When calculating the limit of the function f(x) = (x^2 + 3)/ sqrt(2x^4 + 5) as x→∞, is it correct to square the top and then place the resulting polynomial under a square root (i.e. sqrt(x^2 + 3)^2)? Then you can rewrite the problem as the square root of the limit as x→∞ of the resulting function.
So, you'll have:
sqrt(lim x→∞ (x^2 + 3)/ (2x^4 + 5))
Divide above and below by x^4 and solve. Thanks.

2. Apr 28, 2013

### tiny-tim

Hi DAPOS!

(try using the X2 button just above the Reply box )
(you meant (x2 + 3)2/ (2x4 + 5) )

Yes, that's fine.

3. Apr 29, 2013

### SherlockOhms

Thanks!

4. Apr 29, 2013

### dextercioby

While for that particular limit it is correct, squaring a function to find a limit of it is generally wrong.

5. Apr 29, 2013

### SherlockOhms

What would be the correct way to approach taking the limit of a radical?
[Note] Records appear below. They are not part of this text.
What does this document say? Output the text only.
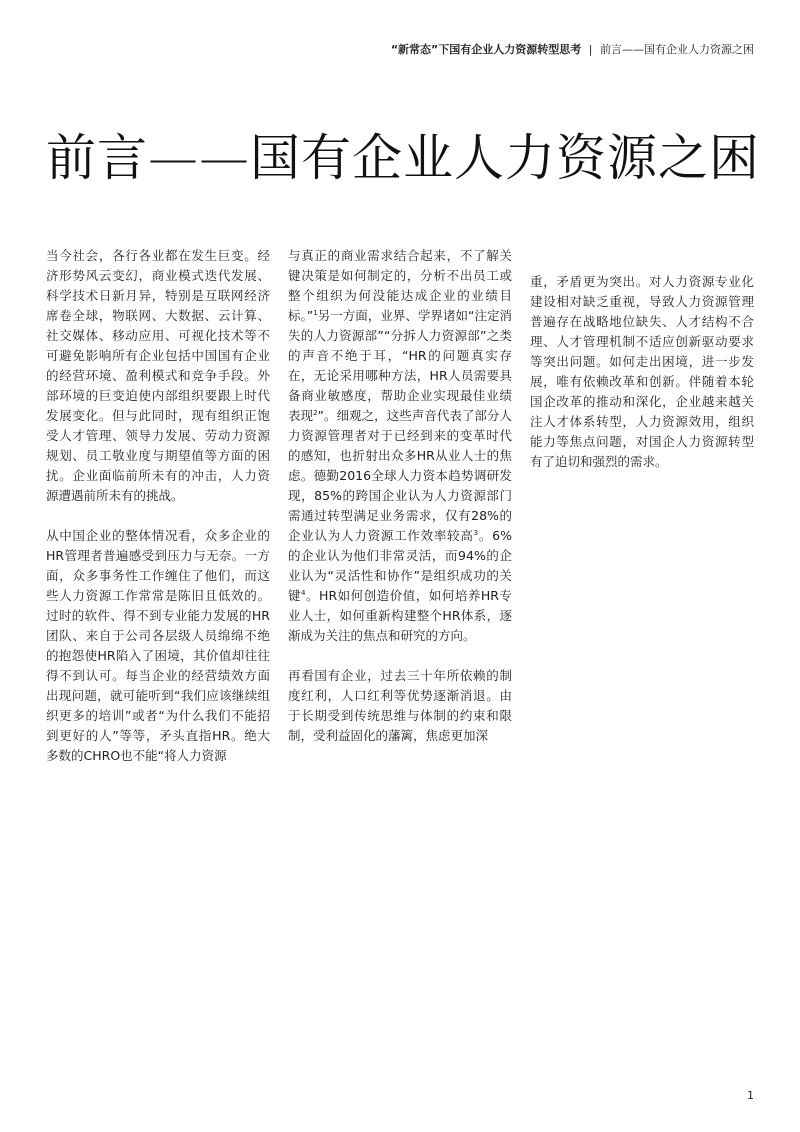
“新常态”下国有企业人力资源转型思考 | 前言——国有企业人力资源之困
前言——国有企业人力资源之困

当今社会，各行各业都在发生巨变。经济形势风云变幻，商业模式迭代发展、科学技术日新月异，特别是互联网经济席卷全球，物联网、大数据、云计算、社交媒体、移动应用、可视化技术等不可避免影响所有企业包括中国国有企业的经营环境、盈利模式和竞争手段。外部环境的巨变迫使内部组织要跟上时代发展变化。但与此同时，现有组织正饱受人才管理、领导力发展、劳动力资源规划、员工敬业度与期望值等方面的困扰。企业面临前所未有的冲击，人力资源遭遇前所未有的挑战。

从中国企业的整体情况看，众多企业的HR管理者普遍感受到压力与无奈。一方面，众多事务性工作缠住了他们，而这些人力资源工作常常是陈旧且低效的。过时的软件、得不到专业能力发展的HR团队、来自于公司各层级人员绵绵不绝的抱怨使HR陷入了困境，其价值却往往得不到认可。每当企业的经营绩效方面出现问题，就可能听到“我们应该继续组织更多的培训”或者“为什么我们不能招到更好的人”等等，矛头直指HR。绝大多数的CHRO也不能“将人力资源

与真正的商业需求结合起来，不了解关键决策是如何制定的，分析不出员工或整个组织为何没能达成企业的业绩目标。”$^1$另一方面，业界、学界诸如“注定消失的人力资源部”“分拆人力资源部”之类的声音不绝于耳，“HR的问题真实存在，无论采用哪种方法，HR人员需要具备商业敏感度，帮助企业实现最佳业绩表现$^2$”。细观之，这些声音代表了部分人力资源管理者对于已经到来的变革时代的感知，也折射出众多HR从业人士的焦虑。德勤2016全球人力资本趋势调研发现，85%的跨国企业认为人力资源部门需通过转型满足业务需求，仅有28%的企业认为人力资源工作效率较高$^3$。6%的企业认为他们非常灵活，而94%的企业认为“灵活性和协作”是组织成功的关键$^4$。HR如何创造价值，如何培养HR专业人士，如何重新构建整个HR体系，逐渐成为关注的焦点和研究的方向。

再看国有企业，过去三十年所依赖的制度红利，人口红利等优势逐渐消退。由于长期受到传统思维与体制的约束和限制，受利益固化的藩篱，焦虑更加深

重，矛盾更为突出。对人力资源专业化建设相对缺乏重视，导致人力资源管理普遍存在战略地位缺失、人才结构不合理、人才管理机制不适应创新驱动要求等突出问题。如何走出困境，进一步发展，唯有依赖改革和创新。伴随着本轮国企改革的推动和深化，企业越来越关注人才体系转型，人力资源效用，组织能力等焦点问题，对国企人力资源转型有了迫切和强烈的需求。

1
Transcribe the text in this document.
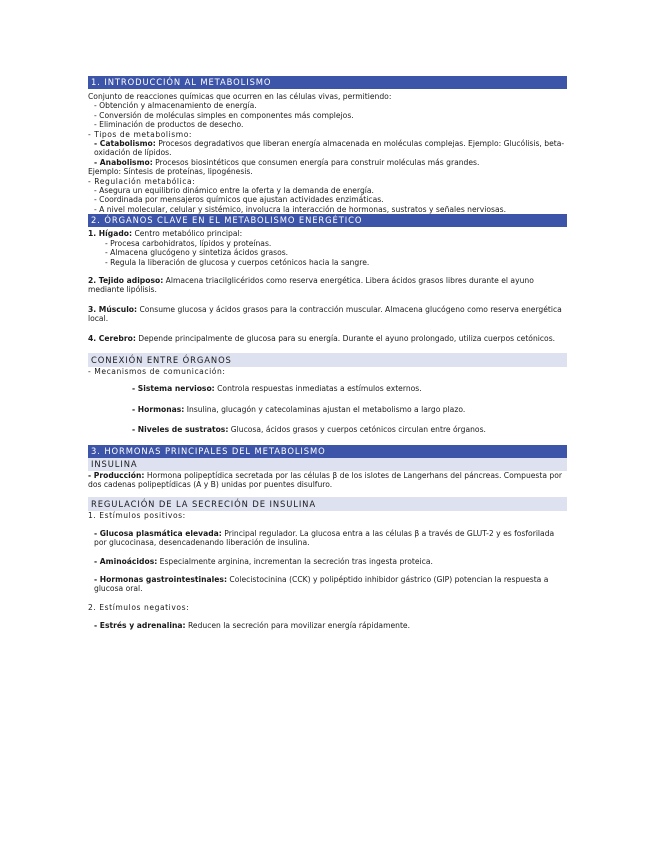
1. INTRODUCCIÓN AL METABOLISMO
Conjunto de reacciones químicas que ocurren en las células vivas, permitiendo:
- Obtención y almacenamiento de energía.
- Conversión de moléculas simples en componentes más complejos.
- Eliminación de productos de desecho.
- Tipos de metabolismo:
- Catabolismo: Procesos degradativos que liberan energía almacenada en moléculas complejas. Ejemplo: Glucólisis, beta-oxidación de lípidos.
- Anabolismo: Procesos biosintéticos que consumen energía para construir moléculas más grandes.
Ejemplo: Síntesis de proteínas, lipogénesis.
- Regulación metabólica:
- Asegura un equilibrio dinámico entre la oferta y la demanda de energía.
- Coordinada por mensajeros químicos que ajustan actividades enzimáticas.
- A nivel molecular, celular y sistémico, involucra la interacción de hormonas, sustratos y señales nerviosas.
2. ÓRGANOS CLAVE EN EL METABOLISMO ENERGÉTICO
1. Hígado: Centro metabólico principal:
- Procesa carbohidratos, lípidos y proteínas.
- Almacena glucógeno y sintetiza ácidos grasos.
- Regula la liberación de glucosa y cuerpos cetónicos hacia la sangre.
2. Tejido adiposo: Almacena triacilglicéridos como reserva energética. Libera ácidos grasos libres durante el ayuno mediante lipólisis.
3. Músculo: Consume glucosa y ácidos grasos para la contracción muscular. Almacena glucógeno como reserva energética local.
4. Cerebro: Depende principalmente de glucosa para su energía. Durante el ayuno prolongado, utiliza cuerpos cetónicos.
CONEXIÓN ENTRE ÓRGANOS
- Mecanismos de comunicación:
- Sistema nervioso: Controla respuestas inmediatas a estímulos externos.
- Hormonas: Insulina, glucagón y catecolaminas ajustan el metabolismo a largo plazo.
- Niveles de sustratos: Glucosa, ácidos grasos y cuerpos cetónicos circulan entre órganos.
3. HORMONAS PRINCIPALES DEL METABOLISMO
INSULINA
- Producción: Hormona polipeptídica secretada por las células β de los islotes de Langerhans del páncreas. Compuesta por dos cadenas polipeptídicas (A y B) unidas por puentes disulfuro.
REGULACIÓN DE LA SECRECIÓN DE INSULINA
1. Estímulos positivos:
- Glucosa plasmática elevada: Principal regulador. La glucosa entra a las células β a través de GLUT-2 y es fosforilada por glucocinasa, desencadenando liberación de insulina.
- Aminoácidos: Especialmente arginina, incrementan la secreción tras ingesta proteica.
- Hormonas gastrointestinales: Colecistocinina (CCK) y polipéptido inhibidor gástrico (GIP) potencian la respuesta a glucosa oral.
2. Estímulos negativos:
- Estrés y adrenalina: Reducen la secreción para movilizar energía rápidamente.
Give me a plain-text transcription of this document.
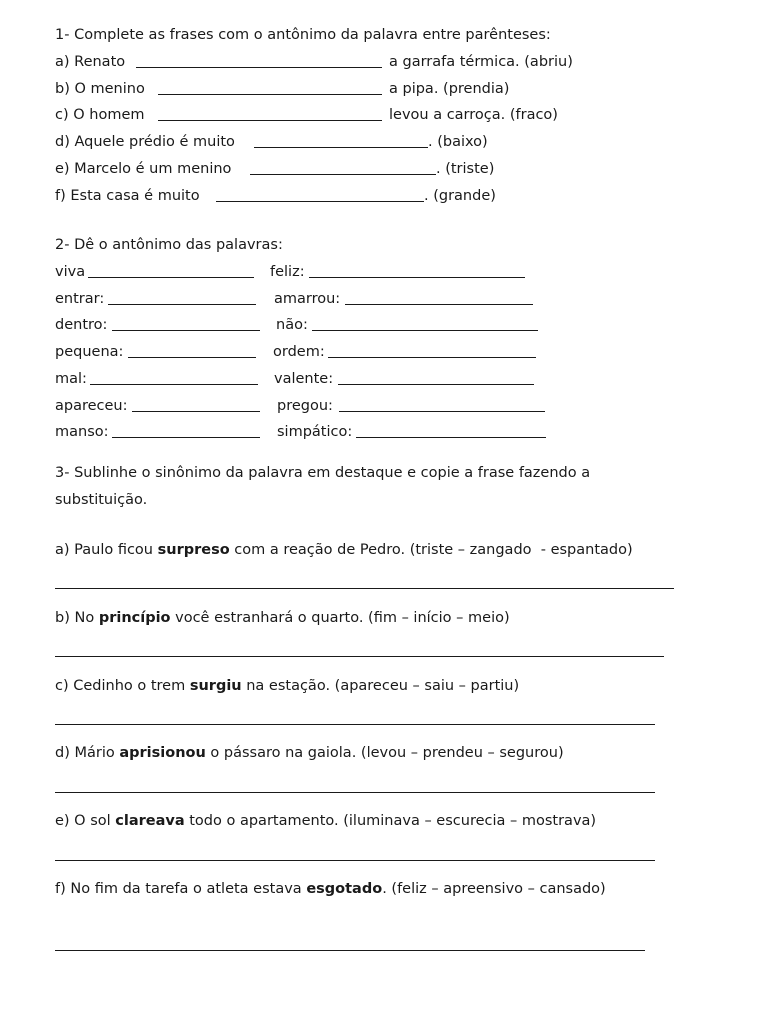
1- Complete as frases com o antônimo da palavra entre parênteses:
a) Renato	a garrafa térmica. (abriu)
b) O menino	a pipa. (prendia)
c) O homem	levou a carroça. (fraco)
d) Aquele prédio é muito	. (baixo)
e) Marcelo é um menino	. (triste)
f) Esta casa é muito	. (grande)
2- Dê o antônimo das palavras:
viva	feliz:
entrar:	amarrou:
dentro:	não:
pequena:	ordem:
mal:	valente:
apareceu:	pregou:
manso:	simpático:
3- Sublinhe o sinônimo da palavra em destaque e copie a frase fazendo a
substituição.
a) Paulo ficou surpreso com a reação de Pedro. (triste – zangado  - espantado)
b) No princípio você estranhará o quarto. (fim – início – meio)
c) Cedinho o trem surgiu na estação. (apareceu – saiu – partiu)
d) Mário aprisionou o pássaro na gaiola. (levou – prendeu – segurou)
e) O sol clareava todo o apartamento. (iluminava – escurecia – mostrava)
f) No fim da tarefa o atleta estava esgotado. (feliz – apreensivo – cansado)
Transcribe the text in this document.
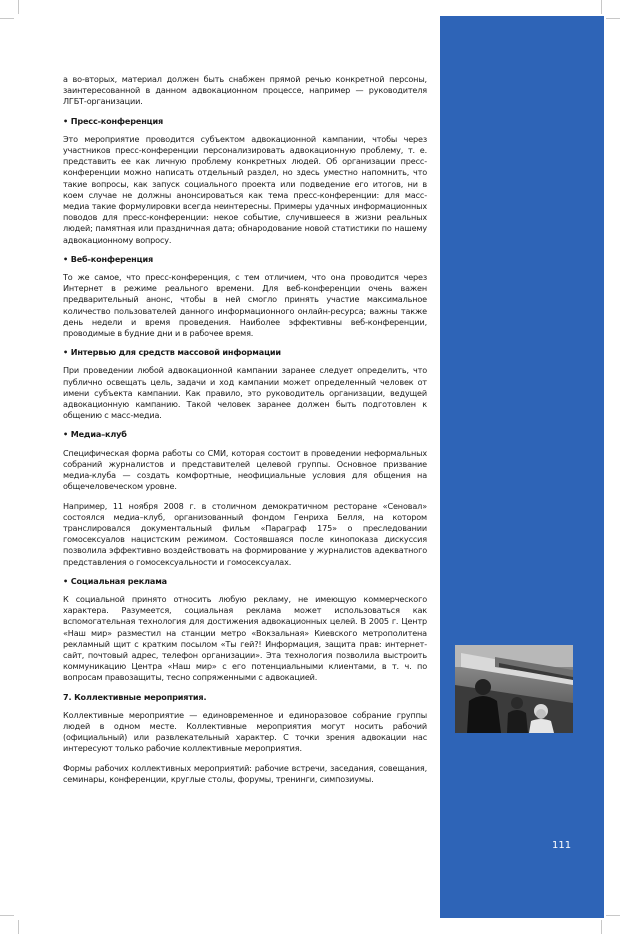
111

а во-вторых, материал должен быть снабжен прямой речью конкретной персоны, заинтересованной в данном адвокационном процессе, например — руководителя ЛГБТ-организации.

• Пресс-конференция

Это мероприятие проводится субъектом адвокационной кампании, чтобы через участников пресс-конференции персонализировать адвокационную проблему, т. е. представить ее как личную проблему конкретных людей. Об организации пресс-конференции можно написать отдельный раздел, но здесь уместно напомнить, что такие вопросы, как запуск социального проекта или подведение его итогов, ни в коем случае не должны анонсироваться как тема пресс-конференции: для масс-медиа такие формулировки всегда неинтересны. Примеры удачных информационных поводов для пресс-конференции: некое событие, случившееся в жизни реальных людей; памятная или праздничная дата; обнародование новой статистики по нашему адвокационному вопросу.

• Веб-конференция

То же самое, что пресс-конференция, с тем отличием, что она проводится через Интернет в режиме реального времени. Для веб-конференции очень важен предварительный анонс, чтобы в ней смогло принять участие максимальное количество пользователей данного информационного онлайн-ресурса; важны также день недели и время проведения. Наиболее эффективны веб-конференции, проводимые в будние дни и в рабочее время.

• Интервью для средств массовой информации

При проведении любой адвокационной кампании заранее следует определить, что публично освещать цель, задачи и ход кампании может определенный человек от имени субъекта кампании. Как правило, это руководитель организации, ведущей адвокационную кампанию. Такой человек заранее должен быть подготовлен к общению с масс-медиа.

• Медиа–клуб

Специфическая форма работы со СМИ, которая состоит в проведении неформальных собраний журналистов и представителей целевой группы. Основное призвание медиа-клуба — создать комфортные, неофициальные условия для общения на общечеловеческом уровне.

Например, 11 ноября 2008 г. в столичном демократичном ресторане «Сеновал» состоялся медиа–клуб, организованный фондом Генриха Белля, на котором транслировался документальный фильм «Параграф 175» о преследовании гомосексуалов нацистским режимом. Состоявшаяся после кинопоказа дискуссия позволила эффективно воздействовать на формирование у журналистов адекватного представления о гомосексуальности и гомосексуалах.

• Социальная реклама

К социальной принято относить любую рекламу, не имеющую коммерческого характера. Разумеется, социальная реклама может использоваться как вспомогательная технология для достижения адвокационных целей. В 2005 г. Центр «Наш мир» разместил на станции метро «Вокзальная» Киевского метрополитена рекламный щит с кратким посылом «Ты гей?! Информация, защита прав: интернет-сайт, почтовый адрес, телефон организации». Эта технология позволила выстроить коммуникацию Центра «Наш мир» с его потенциальными клиентами, в т. ч. по вопросам правозащиты, тесно сопряженными с адвокацией.

7. Коллективные мероприятия.

Коллективные мероприятие — единовременное и единоразовое собрание группы людей в одном месте. Коллективные мероприятия могут носить рабочий (официальный) или развлекательный характер. С точки зрения адвокации нас интересуют только рабочие коллективные мероприятия.

Формы рабочих коллективных мероприятий: рабочие встречи, заседания, совещания, семинары, конференции, круглые столы, форумы, тренинги, симпозиумы.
One that holds up for the majority of limits.

6. Apr 29, 2013

### tiny-tim

but it works if the function is always non-negative?

7. Apr 29, 2013

### SherlockOhms

It works if it isn't approaching negative infinity, right?

8. Apr 29, 2013

### pwsnafu

What's going on is $\lim_{x\to\infty} f(x)^2 = L^2 \implies \lim_{x\to\infty}f(x) = \pm L$, so you need to go back and check what the sign of f(x) is for sufficiently large x.

9. Apr 29, 2013

### Staff: Mentor

Rather than square the numerator and denominator, the way to go would be to factor the expression inside the radical.

$$\frac{x^2 + 3}{\sqrt{2x^4 + 5}} = \frac{x^2(1 + 3/x^2)}{x^2\sqrt{2 + 5/x^4}}$$
$$= \frac{1 + 3/x^2}{\sqrt{2 + 5/x^4}}$$

Now take the limit as x → ∞.

10. Apr 30, 2013

### SherlockOhms

I had been taught that method but I was just curious whether the above would actually work consistently. I can see that it won't, especially with limits to - infinity. Thanks for all the help!